Si tratta di un importante libro storico-botanico realizzato grazie ad un attento e impegnato lavoro di ricerca d’archivio e di indagine rigorosa che l’autrice ha fatto nella storia “sommersa” di grandi donne (ai più sconosciute) che, segretamente e in certi casi all’ombra di altri uomini, hanno svolto un ruolo determinante in molte scoperte scientifiche nell’ambito della Botanica. Ha raccontato Elena Macellari: “Alle donne per molti secoli non fu concesso di far parte di accademie scientifiche, società botaniche e naturalistiche. Solo dal Novecento il loro contributo come studiose, scienziate e cultrici della materia botanica ha avuto pieno riconoscimento nel mondo accademico e scientifico… Donne intellettuali e viaggiatrici, alcune già note, altre finora sconosciute nella scienza botanica”.

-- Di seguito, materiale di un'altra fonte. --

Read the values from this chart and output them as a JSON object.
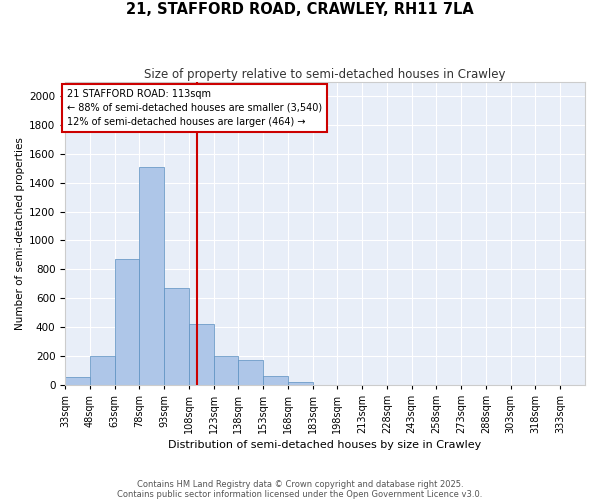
{
  "title_line1": "21, STAFFORD ROAD, CRAWLEY, RH11 7LA",
  "title_line2": "Size of property relative to semi-detached houses in Crawley",
  "xlabel": "Distribution of semi-detached houses by size in Crawley",
  "ylabel": "Number of semi-detached properties",
  "bin_labels": [
    "33sqm",
    "48sqm",
    "63sqm",
    "78sqm",
    "93sqm",
    "108sqm",
    "123sqm",
    "138sqm",
    "153sqm",
    "168sqm",
    "183sqm",
    "198sqm",
    "213sqm",
    "228sqm",
    "243sqm",
    "258sqm",
    "273sqm",
    "288sqm",
    "303sqm",
    "318sqm",
    "333sqm"
  ],
  "bin_edges": [
    33,
    48,
    63,
    78,
    93,
    108,
    123,
    138,
    153,
    168,
    183,
    198,
    213,
    228,
    243,
    258,
    273,
    288,
    303,
    318,
    333,
    348
  ],
  "bar_heights": [
    50,
    200,
    870,
    1510,
    670,
    420,
    200,
    170,
    60,
    20,
    0,
    0,
    0,
    0,
    0,
    0,
    0,
    0,
    0,
    0,
    0
  ],
  "bar_color": "#aec6e8",
  "bar_edge_color": "#5a8fc0",
  "vline_x": 113,
  "annotation_title": "21 STAFFORD ROAD: 113sqm",
  "annotation_line1": "← 88% of semi-detached houses are smaller (3,540)",
  "annotation_line2": "12% of semi-detached houses are larger (464) →",
  "annotation_box_color": "#ffffff",
  "annotation_box_edge_color": "#cc0000",
  "vline_color": "#cc0000",
  "ylim": [
    0,
    2100
  ],
  "yticks": [
    0,
    200,
    400,
    600,
    800,
    1000,
    1200,
    1400,
    1600,
    1800,
    2000
  ],
  "background_color": "#e8eef8",
  "footer_line1": "Contains HM Land Registry data © Crown copyright and database right 2025.",
  "footer_line2": "Contains public sector information licensed under the Open Government Licence v3.0."
}
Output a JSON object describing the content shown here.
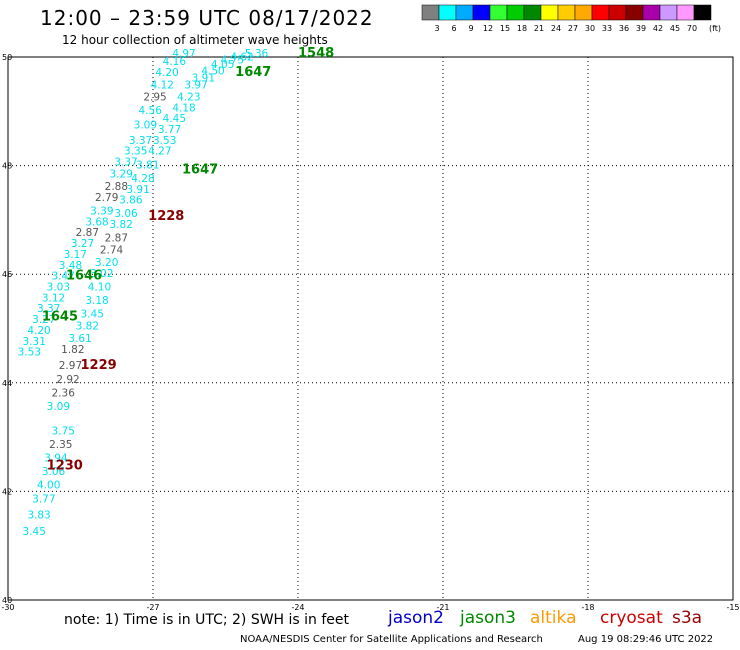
{
  "header": {
    "title": "12:00 – 23:59 UTC 08/17/2022",
    "subtitle": "12 hour collection of altimeter wave heights"
  },
  "colorbar": {
    "colors": [
      "#808080",
      "#00ffff",
      "#00aaff",
      "#0000ff",
      "#33ff33",
      "#00cc00",
      "#008800",
      "#ffff00",
      "#ffcc00",
      "#ffaa00",
      "#ff0000",
      "#cc0000",
      "#880000",
      "#aa00aa",
      "#cc99ff",
      "#ff99ff",
      "#000000"
    ],
    "labels": [
      "3",
      "6",
      "9",
      "12",
      "15",
      "18",
      "21",
      "24",
      "27",
      "30",
      "33",
      "36",
      "39",
      "42",
      "45",
      "70",
      "(ft)"
    ]
  },
  "footer": {
    "note": "note:  1) Time is in UTC;  2) SWH is in feet",
    "credit": "NOAA/NESDIS Center for Satellite Applications and Research",
    "date": "Aug 19 08:29:46 UTC 2022",
    "satellites": [
      {
        "name": "jason2",
        "color": "#0000cc"
      },
      {
        "name": "jason3",
        "color": "#008800"
      },
      {
        "name": "altika",
        "color": "#ff9900"
      },
      {
        "name": "cryosat",
        "color": "#cc0000"
      },
      {
        "name": "s3a",
        "color": "#990000"
      }
    ]
  },
  "chart_data": {
    "type": "scatter",
    "title": "12:00 – 23:59 UTC 08/17/2022",
    "subtitle": "12 hour collection of altimeter wave heights",
    "xlabel": "",
    "ylabel": "",
    "xlim": [
      -30,
      -15
    ],
    "ylim": [
      40,
      50
    ],
    "grid": true,
    "x_ticks": [
      -30,
      -27,
      -24,
      -21,
      -18,
      -15
    ],
    "x_tick_labels": [
      "-30",
      "-27",
      "-24",
      "-21",
      "-18",
      "-15"
    ],
    "y_ticks": [
      40,
      42,
      44,
      46,
      48,
      50
    ],
    "y_tick_labels": [
      "40",
      "42",
      "44",
      "46",
      "48",
      "50"
    ],
    "colors": {
      "cyan": "#00e0ee",
      "gray": "#555555",
      "green": "#008800",
      "darkred": "#880000"
    },
    "points": [
      {
        "x": -29.7,
        "y": 41.2,
        "label": "3.45",
        "color": "cyan"
      },
      {
        "x": -29.6,
        "y": 41.5,
        "label": "3.83",
        "color": "cyan"
      },
      {
        "x": -29.5,
        "y": 41.8,
        "label": "3.77",
        "color": "cyan"
      },
      {
        "x": -29.4,
        "y": 42.05,
        "label": "4.00",
        "color": "cyan"
      },
      {
        "x": -29.3,
        "y": 42.3,
        "label": "3.06",
        "color": "cyan"
      },
      {
        "x": -29.25,
        "y": 42.55,
        "label": "3.94",
        "color": "cyan"
      },
      {
        "x": -29.15,
        "y": 42.8,
        "label": "2.35",
        "color": "gray"
      },
      {
        "x": -29.1,
        "y": 43.05,
        "label": "3.75",
        "color": "cyan"
      },
      {
        "x": -29.2,
        "y": 43.5,
        "label": "3.09",
        "color": "cyan"
      },
      {
        "x": -29.1,
        "y": 43.75,
        "label": "2.36",
        "color": "gray"
      },
      {
        "x": -29.0,
        "y": 44.0,
        "label": "2.92",
        "color": "gray"
      },
      {
        "x": -28.95,
        "y": 44.25,
        "label": "2.97",
        "color": "gray"
      },
      {
        "x": -28.9,
        "y": 44.55,
        "label": "1.82",
        "color": "gray"
      },
      {
        "x": -28.75,
        "y": 44.75,
        "label": "3.61",
        "color": "cyan"
      },
      {
        "x": -28.6,
        "y": 44.98,
        "label": "3.82",
        "color": "cyan"
      },
      {
        "x": -28.5,
        "y": 45.2,
        "label": "3.45",
        "color": "cyan"
      },
      {
        "x": -28.4,
        "y": 45.45,
        "label": "3.18",
        "color": "cyan"
      },
      {
        "x": -28.35,
        "y": 45.7,
        "label": "4.10",
        "color": "cyan"
      },
      {
        "x": -28.3,
        "y": 45.95,
        "label": "3.02",
        "color": "cyan"
      },
      {
        "x": -28.2,
        "y": 46.15,
        "label": "3.20",
        "color": "cyan"
      },
      {
        "x": -28.1,
        "y": 46.38,
        "label": "2.74",
        "color": "gray"
      },
      {
        "x": -28.0,
        "y": 46.6,
        "label": "2.87",
        "color": "gray"
      },
      {
        "x": -27.9,
        "y": 46.85,
        "label": "3.82",
        "color": "cyan"
      },
      {
        "x": -27.8,
        "y": 47.05,
        "label": "3.06",
        "color": "cyan"
      },
      {
        "x": -27.7,
        "y": 47.3,
        "label": "3.86",
        "color": "cyan"
      },
      {
        "x": -27.55,
        "y": 47.5,
        "label": "3.91",
        "color": "cyan"
      },
      {
        "x": -27.45,
        "y": 47.7,
        "label": "4.28",
        "color": "cyan"
      },
      {
        "x": -27.35,
        "y": 47.95,
        "label": "3.81",
        "color": "cyan"
      },
      {
        "x": -27.1,
        "y": 48.2,
        "label": "4.27",
        "color": "cyan"
      },
      {
        "x": -27.0,
        "y": 48.4,
        "label": "3.53",
        "color": "cyan"
      },
      {
        "x": -26.9,
        "y": 48.6,
        "label": "3.77",
        "color": "cyan"
      },
      {
        "x": -26.8,
        "y": 48.8,
        "label": "4.45",
        "color": "cyan"
      },
      {
        "x": -26.6,
        "y": 49.0,
        "label": "4.18",
        "color": "cyan"
      },
      {
        "x": -26.5,
        "y": 49.2,
        "label": "4.23",
        "color": "cyan"
      },
      {
        "x": -26.35,
        "y": 49.42,
        "label": "3.97",
        "color": "cyan"
      },
      {
        "x": -26.2,
        "y": 49.55,
        "label": "3.91",
        "color": "cyan"
      },
      {
        "x": -26.0,
        "y": 49.68,
        "label": "4.50",
        "color": "cyan"
      },
      {
        "x": -25.8,
        "y": 49.8,
        "label": "4.05",
        "color": "cyan"
      },
      {
        "x": -25.6,
        "y": 49.88,
        "label": "4.75",
        "color": "cyan"
      },
      {
        "x": -25.4,
        "y": 49.94,
        "label": "4.62",
        "color": "cyan"
      },
      {
        "x": -25.1,
        "y": 50.0,
        "label": "5.36",
        "color": "cyan"
      },
      {
        "x": -29.8,
        "y": 44.5,
        "label": "3.53",
        "color": "cyan"
      },
      {
        "x": -29.7,
        "y": 44.7,
        "label": "3.31",
        "color": "cyan"
      },
      {
        "x": -29.6,
        "y": 44.9,
        "label": "4.20",
        "color": "cyan"
      },
      {
        "x": -29.5,
        "y": 45.1,
        "label": "3.27",
        "color": "cyan"
      },
      {
        "x": -29.4,
        "y": 45.3,
        "label": "3.37",
        "color": "cyan"
      },
      {
        "x": -29.3,
        "y": 45.5,
        "label": "3.12",
        "color": "cyan"
      },
      {
        "x": -29.2,
        "y": 45.7,
        "label": "3.03",
        "color": "cyan"
      },
      {
        "x": -29.1,
        "y": 45.9,
        "label": "3.47",
        "color": "cyan"
      },
      {
        "x": -28.95,
        "y": 46.1,
        "label": "3.48",
        "color": "cyan"
      },
      {
        "x": -28.85,
        "y": 46.3,
        "label": "3.17",
        "color": "cyan"
      },
      {
        "x": -28.7,
        "y": 46.5,
        "label": "3.27",
        "color": "cyan"
      },
      {
        "x": -28.6,
        "y": 46.7,
        "label": "2.87",
        "color": "gray"
      },
      {
        "x": -28.4,
        "y": 46.9,
        "label": "3.68",
        "color": "cyan"
      },
      {
        "x": -28.3,
        "y": 47.1,
        "label": "3.39",
        "color": "cyan"
      },
      {
        "x": -28.2,
        "y": 47.35,
        "label": "2.79",
        "color": "gray"
      },
      {
        "x": -28.0,
        "y": 47.55,
        "label": "2.88",
        "color": "gray"
      },
      {
        "x": -27.9,
        "y": 47.78,
        "label": "3.29",
        "color": "cyan"
      },
      {
        "x": -27.8,
        "y": 48.0,
        "label": "3.37",
        "color": "cyan"
      },
      {
        "x": -27.6,
        "y": 48.2,
        "label": "3.35",
        "color": "cyan"
      },
      {
        "x": -27.5,
        "y": 48.4,
        "label": "3.37",
        "color": "cyan"
      },
      {
        "x": -27.4,
        "y": 48.68,
        "label": "3.09",
        "color": "cyan"
      },
      {
        "x": -27.3,
        "y": 48.95,
        "label": "4.56",
        "color": "cyan"
      },
      {
        "x": -27.2,
        "y": 49.2,
        "label": "2.95",
        "color": "gray"
      },
      {
        "x": -27.05,
        "y": 49.42,
        "label": "4.12",
        "color": "cyan"
      },
      {
        "x": -26.95,
        "y": 49.65,
        "label": "4.20",
        "color": "cyan"
      },
      {
        "x": -26.8,
        "y": 49.85,
        "label": "4.16",
        "color": "cyan"
      },
      {
        "x": -26.6,
        "y": 50.0,
        "label": "4.97",
        "color": "cyan"
      }
    ],
    "annotations": [
      {
        "x": -24.0,
        "y": 50.0,
        "label": "1548",
        "color": "green"
      },
      {
        "x": -25.3,
        "y": 49.65,
        "label": "1647",
        "color": "green"
      },
      {
        "x": -26.4,
        "y": 47.85,
        "label": "1647",
        "color": "green"
      },
      {
        "x": -27.1,
        "y": 47.0,
        "label": "1228",
        "color": "darkred"
      },
      {
        "x": -28.8,
        "y": 45.9,
        "label": "1646",
        "color": "green"
      },
      {
        "x": -29.3,
        "y": 45.15,
        "label": "1645",
        "color": "green"
      },
      {
        "x": -28.5,
        "y": 44.25,
        "label": "1229",
        "color": "darkred"
      },
      {
        "x": -29.2,
        "y": 42.4,
        "label": "1230",
        "color": "darkred"
      }
    ]
  }
}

Donne in grado di rompere le antiche convenzioni. La competenza dell’autrice ha messo in rilievo, con una retorica coinvolgente, l’originalità e l’attualità di queste figure che si sono dedicate con tenacia e determinazione agli studi naturalistici, rompendo le convenzioni dell’epoca tra Settecento e Novecento. Sono state così decantate, ad esempio, storie affascinanti sulla “Flora del Colosseo”, altre relative a protagoniste di spicco come “la donna dei muschi”, “la donna dei licheni” e “la donna delle alghe”. Un tuffo nel passato per avanzare con più consapevolezza e decisione nel futuro.